To be so wealthy that the idea of sharing your fortune with your kids after you die seems something like a burden has to be a pretty enviable position to be in, especially given the fact that a significant number of Canadians are not only helping their less fortunate offspring make ends meet, but many are also letting them bunk in rent-free.
Sting recently came out in favour of not passing on private wealth to one’s children (via The Telegraph). The singer, who is worth an estimated $300 million, told a UK magazine that his six kids are well aware of the fact that when he passes on there won’t be any money left to distribute.
“I told them there won’t be much money left because we are spending it,” he told The Mail on Sunday’s Event magazine.
“We have a lot of commitments. What comes in we spend, and there isn’t much left.”
He’s not just being stingy (or Sting-y?). In fact, he views it as a service to his kids. He calls a trust fund an “albatross”. The former Police frontman’s comments suggest that his children have been raised with the idea that if they want to be rich then they’ll have to become so through their own efforts.
“All my kids know that and they rarely ask me for anything, which I appreciate. Obviously, if they were in trouble I would help them, but I’ve never really had to do that. They have this work ethic that makes them want to succeed on their own merit.”
Sting isn’t the only wealthy boldface to come out in favour of this idea. Star Wars’ creator George Lucas has also expressed a similar hardline approach to wealth distribution, as have Nigella Lawson, Bill Gates and Paul McCartney.

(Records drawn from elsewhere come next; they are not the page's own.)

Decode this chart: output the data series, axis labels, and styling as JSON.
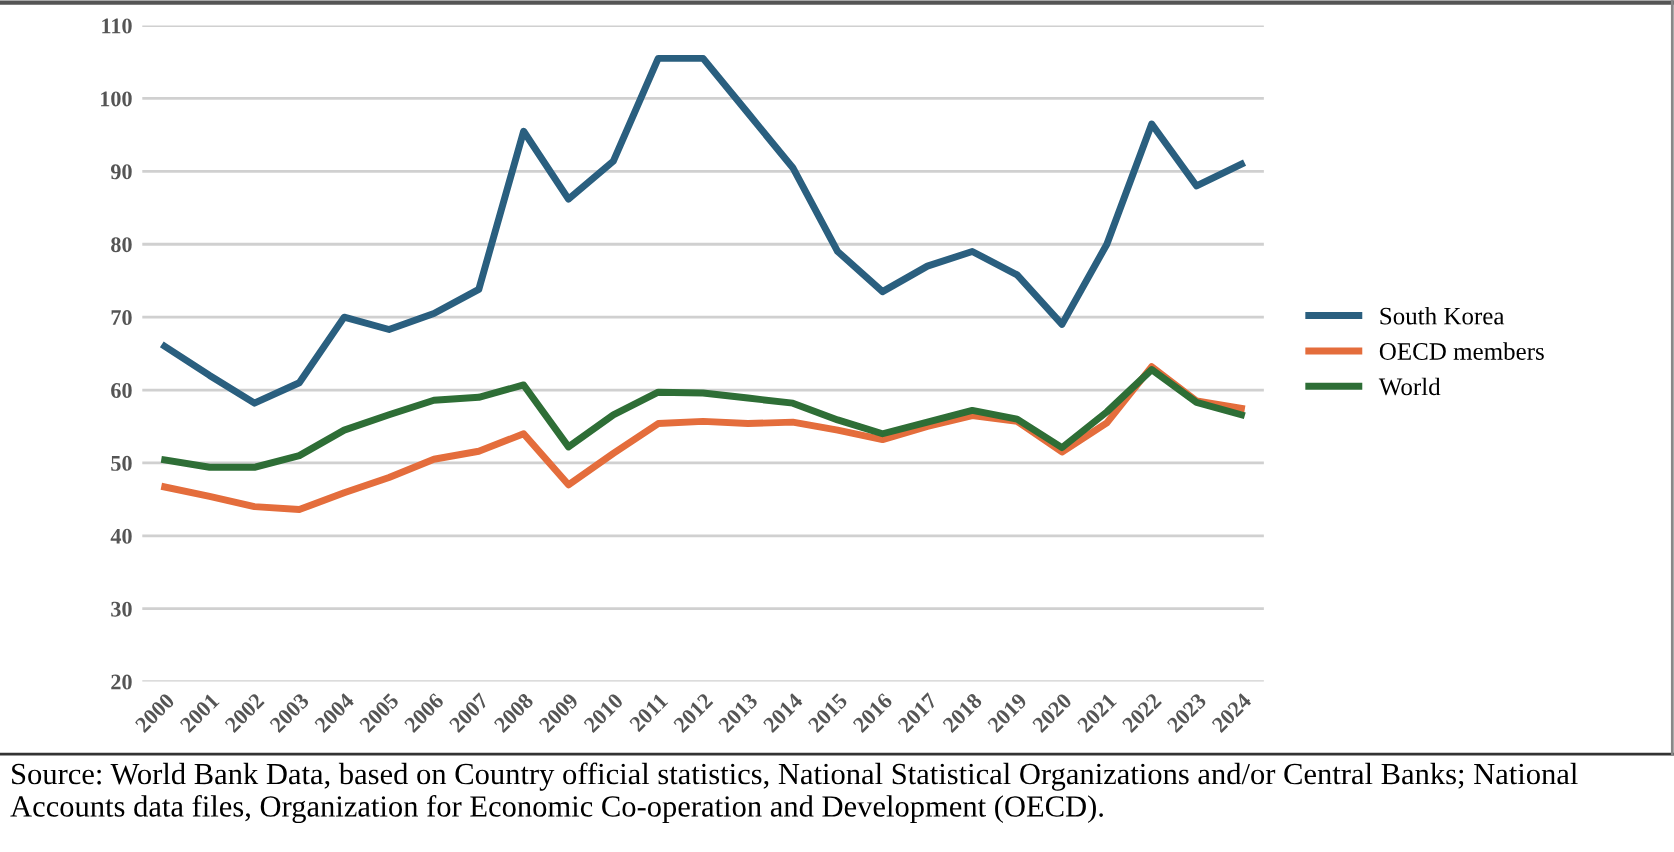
{
  "chart_data": {
    "type": "line",
    "categories": [
      "2000",
      "2001",
      "2002",
      "2003",
      "2004",
      "2005",
      "2006",
      "2007",
      "2008",
      "2009",
      "2010",
      "2011",
      "2012",
      "2013",
      "2014",
      "2015",
      "2016",
      "2017",
      "2018",
      "2019",
      "2020",
      "2021",
      "2022",
      "2023",
      "2024"
    ],
    "series": [
      {
        "name": "South Korea",
        "color": "#2a5f7f",
        "values": [
          66,
          62,
          58.2,
          61,
          70,
          68.3,
          70.5,
          73.8,
          95.5,
          86.2,
          91.4,
          105.5,
          105.5,
          98,
          90.5,
          79,
          73.5,
          77,
          79,
          75.8,
          69,
          80,
          96.5,
          88,
          91
        ]
      },
      {
        "name": "OECD members",
        "color": "#e46d3c",
        "values": [
          46.7,
          45.4,
          44,
          43.6,
          45.9,
          48,
          50.5,
          51.6,
          54,
          47,
          51.3,
          55.4,
          55.7,
          55.4,
          55.6,
          54.5,
          53.2,
          55,
          56.5,
          55.7,
          51.5,
          55.5,
          63.2,
          58.5,
          57.5
        ]
      },
      {
        "name": "World",
        "color": "#2e6e36",
        "values": [
          50.4,
          49.4,
          49.4,
          51,
          54.5,
          56.6,
          58.6,
          59,
          60.7,
          52.2,
          56.6,
          59.7,
          59.6,
          58.9,
          58.2,
          55.9,
          54,
          55.6,
          57.2,
          56,
          52.1,
          57,
          62.8,
          58.3,
          56.6
        ]
      }
    ],
    "ylim": [
      20,
      110
    ],
    "yticks": [
      20,
      30,
      40,
      50,
      60,
      70,
      80,
      90,
      100,
      110
    ],
    "grid": "y",
    "legend": "right",
    "marker": "none",
    "line_style": "solid",
    "annotations": [
      "Source: World Bank Data, based on Country official statistics, National Statistical Organizations and/or Central Banks; National Accounts data files, Organization for Economic Co-operation and Development (OECD)."
    ]
  }
}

Very few people have to consider whether or not their vast fortune should be given to their children in the event of their death — I’m going to guess that most people actually dream of being able to do that. But that doesn’t mean that those of us with a net worth under $300 million don’t think about how to best serve those we love by instilling in them a strong work ethic or sense of financial responsibility.
So, rather than imagine what it must be like to spend $300 million, it may be wiser to think about ways to better prepare children to make informed choices about spending and the financial realities of what you want vs. what you can afford.